I saw it then, barely perceptible, a person-shaped collage of sky the tiniest bit lighter than the surrounding glass, thicker and duller too, without the same quality and workmanship.

I traced the outline in the air with my finger. “There.”

“Yes. The day after it was installed, Violet smashed a rock through the window, cutting herself so badly that she had to be hospitalized. It was this incident that forced her family to commit her to the asylum. Augusta had it repaired, but funds were too limited for a full restoration.” Evie shook her head. “Poor Augusta Rose. It helps me understand why she denied Braxton's death for so long, why she tried to keep Evangeline in Georgia. Her daughter-in-law carried the only grandchild Rose would ever have.”
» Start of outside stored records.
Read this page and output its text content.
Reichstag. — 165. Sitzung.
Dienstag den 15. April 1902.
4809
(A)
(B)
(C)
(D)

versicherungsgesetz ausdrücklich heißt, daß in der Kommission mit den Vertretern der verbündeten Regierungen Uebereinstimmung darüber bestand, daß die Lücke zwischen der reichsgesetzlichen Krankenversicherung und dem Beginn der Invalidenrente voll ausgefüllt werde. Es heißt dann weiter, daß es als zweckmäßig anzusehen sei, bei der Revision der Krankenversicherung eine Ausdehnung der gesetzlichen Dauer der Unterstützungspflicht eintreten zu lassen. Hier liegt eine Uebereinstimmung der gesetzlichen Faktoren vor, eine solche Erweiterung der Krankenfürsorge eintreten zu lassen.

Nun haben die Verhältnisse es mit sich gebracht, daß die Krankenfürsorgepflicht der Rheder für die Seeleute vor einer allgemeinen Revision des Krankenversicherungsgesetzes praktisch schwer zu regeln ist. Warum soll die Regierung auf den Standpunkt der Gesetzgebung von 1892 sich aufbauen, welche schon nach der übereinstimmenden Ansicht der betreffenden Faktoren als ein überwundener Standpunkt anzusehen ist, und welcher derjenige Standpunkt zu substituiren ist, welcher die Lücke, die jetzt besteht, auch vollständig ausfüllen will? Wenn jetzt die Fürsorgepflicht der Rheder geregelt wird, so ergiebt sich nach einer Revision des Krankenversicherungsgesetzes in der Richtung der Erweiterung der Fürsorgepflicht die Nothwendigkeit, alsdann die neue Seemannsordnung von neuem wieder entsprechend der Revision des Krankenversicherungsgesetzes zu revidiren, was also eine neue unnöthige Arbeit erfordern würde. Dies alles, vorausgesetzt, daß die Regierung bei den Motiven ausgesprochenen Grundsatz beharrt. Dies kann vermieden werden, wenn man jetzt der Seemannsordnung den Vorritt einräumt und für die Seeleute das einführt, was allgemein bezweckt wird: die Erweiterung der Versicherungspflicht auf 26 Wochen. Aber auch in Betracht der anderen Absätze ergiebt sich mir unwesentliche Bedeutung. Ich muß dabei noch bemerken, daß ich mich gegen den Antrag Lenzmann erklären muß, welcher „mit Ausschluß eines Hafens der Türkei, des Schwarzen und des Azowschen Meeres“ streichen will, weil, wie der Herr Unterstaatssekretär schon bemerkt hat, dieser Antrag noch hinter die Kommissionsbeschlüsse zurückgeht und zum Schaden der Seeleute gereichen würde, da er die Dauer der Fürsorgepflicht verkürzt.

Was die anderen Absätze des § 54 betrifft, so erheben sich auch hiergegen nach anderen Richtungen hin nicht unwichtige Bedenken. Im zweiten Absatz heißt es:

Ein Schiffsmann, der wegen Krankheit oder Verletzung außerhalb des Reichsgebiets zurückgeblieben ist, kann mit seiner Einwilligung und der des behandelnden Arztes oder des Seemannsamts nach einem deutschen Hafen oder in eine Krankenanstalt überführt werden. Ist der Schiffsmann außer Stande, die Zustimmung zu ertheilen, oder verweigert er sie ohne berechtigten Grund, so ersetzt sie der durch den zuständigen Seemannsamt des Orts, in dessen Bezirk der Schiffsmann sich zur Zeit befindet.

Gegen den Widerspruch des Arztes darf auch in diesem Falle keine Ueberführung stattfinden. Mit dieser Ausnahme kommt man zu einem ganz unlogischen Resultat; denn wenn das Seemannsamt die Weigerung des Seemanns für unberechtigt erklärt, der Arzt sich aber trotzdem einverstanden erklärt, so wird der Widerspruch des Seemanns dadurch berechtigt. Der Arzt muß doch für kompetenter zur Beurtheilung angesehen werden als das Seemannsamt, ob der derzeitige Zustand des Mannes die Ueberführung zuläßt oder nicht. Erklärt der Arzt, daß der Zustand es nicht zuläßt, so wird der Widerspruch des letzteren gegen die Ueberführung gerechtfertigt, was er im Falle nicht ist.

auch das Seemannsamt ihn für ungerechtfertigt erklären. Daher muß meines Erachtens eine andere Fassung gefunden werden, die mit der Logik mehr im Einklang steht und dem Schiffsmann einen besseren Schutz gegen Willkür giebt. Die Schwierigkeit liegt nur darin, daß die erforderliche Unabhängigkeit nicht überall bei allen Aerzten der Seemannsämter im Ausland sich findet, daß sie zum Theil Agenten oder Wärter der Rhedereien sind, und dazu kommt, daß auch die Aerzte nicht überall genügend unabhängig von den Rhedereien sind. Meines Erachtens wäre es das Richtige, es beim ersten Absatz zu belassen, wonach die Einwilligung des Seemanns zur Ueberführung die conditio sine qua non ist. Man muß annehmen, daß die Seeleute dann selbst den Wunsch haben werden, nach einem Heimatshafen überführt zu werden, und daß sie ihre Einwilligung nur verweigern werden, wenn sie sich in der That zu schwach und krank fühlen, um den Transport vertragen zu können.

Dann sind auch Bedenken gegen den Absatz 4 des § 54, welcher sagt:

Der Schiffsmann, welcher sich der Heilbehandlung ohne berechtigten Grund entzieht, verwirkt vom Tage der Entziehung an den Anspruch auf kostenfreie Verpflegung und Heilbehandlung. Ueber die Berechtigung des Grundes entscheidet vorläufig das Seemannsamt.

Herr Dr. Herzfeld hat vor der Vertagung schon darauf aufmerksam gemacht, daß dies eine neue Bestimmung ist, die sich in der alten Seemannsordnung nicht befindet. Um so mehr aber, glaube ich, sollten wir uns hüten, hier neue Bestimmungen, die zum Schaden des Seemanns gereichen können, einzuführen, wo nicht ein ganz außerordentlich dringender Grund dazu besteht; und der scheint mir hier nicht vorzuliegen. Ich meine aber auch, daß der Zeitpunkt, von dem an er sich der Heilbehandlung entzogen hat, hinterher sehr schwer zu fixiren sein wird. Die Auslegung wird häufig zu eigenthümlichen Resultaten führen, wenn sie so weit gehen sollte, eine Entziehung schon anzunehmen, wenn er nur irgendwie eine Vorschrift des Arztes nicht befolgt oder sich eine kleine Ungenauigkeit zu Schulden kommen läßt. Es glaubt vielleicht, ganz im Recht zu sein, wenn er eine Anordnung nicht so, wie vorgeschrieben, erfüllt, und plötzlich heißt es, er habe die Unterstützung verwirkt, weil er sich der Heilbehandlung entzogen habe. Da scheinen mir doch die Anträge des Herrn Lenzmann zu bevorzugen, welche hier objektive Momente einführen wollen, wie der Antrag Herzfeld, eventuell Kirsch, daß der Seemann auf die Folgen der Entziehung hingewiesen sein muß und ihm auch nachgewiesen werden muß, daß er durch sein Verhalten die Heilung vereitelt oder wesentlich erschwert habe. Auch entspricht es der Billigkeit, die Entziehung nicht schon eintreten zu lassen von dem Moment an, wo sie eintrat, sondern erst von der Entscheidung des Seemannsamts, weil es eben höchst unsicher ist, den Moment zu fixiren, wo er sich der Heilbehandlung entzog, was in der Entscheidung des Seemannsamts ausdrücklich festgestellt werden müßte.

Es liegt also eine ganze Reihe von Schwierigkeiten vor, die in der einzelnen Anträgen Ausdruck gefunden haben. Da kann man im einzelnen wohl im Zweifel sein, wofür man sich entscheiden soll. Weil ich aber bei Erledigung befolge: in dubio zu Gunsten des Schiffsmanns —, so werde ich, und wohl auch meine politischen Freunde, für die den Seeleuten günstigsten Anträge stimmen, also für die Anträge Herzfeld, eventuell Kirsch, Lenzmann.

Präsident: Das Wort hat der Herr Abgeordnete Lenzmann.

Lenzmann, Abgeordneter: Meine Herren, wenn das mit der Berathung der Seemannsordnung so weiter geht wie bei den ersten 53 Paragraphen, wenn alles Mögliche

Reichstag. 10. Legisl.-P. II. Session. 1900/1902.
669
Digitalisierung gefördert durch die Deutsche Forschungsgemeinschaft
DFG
“Nate never had a family?”

“He never married. After the war, he did his duty to his mother and father and what was left of the plantation, but his heart remained on the battlefield and the Glorious Cause. He died bitter and alone in the house I grew up in. So yes, I would say ‘haunted' is a fine word to use for our land. And our history.”

I stared at the window, a story woven in leaded lines and shimmery glass. Betrayal, insanity, misplaced blind faith. The template for every Southern tragedy ever written. I suddenly didn't blame Rose one bit for wanting to keep this tale buried.

Evie checked her watch and winced. “I'm sorry, but I have to get ready for the reporters now.” She handed me a program for the exhibit, scribbled her number on the back. “That's my cell. If you hear anything about the other bones, please let me know.” She paused, as if preparing to tread delicately. “Richard said the man who came with you yesterday works at Phoenix?”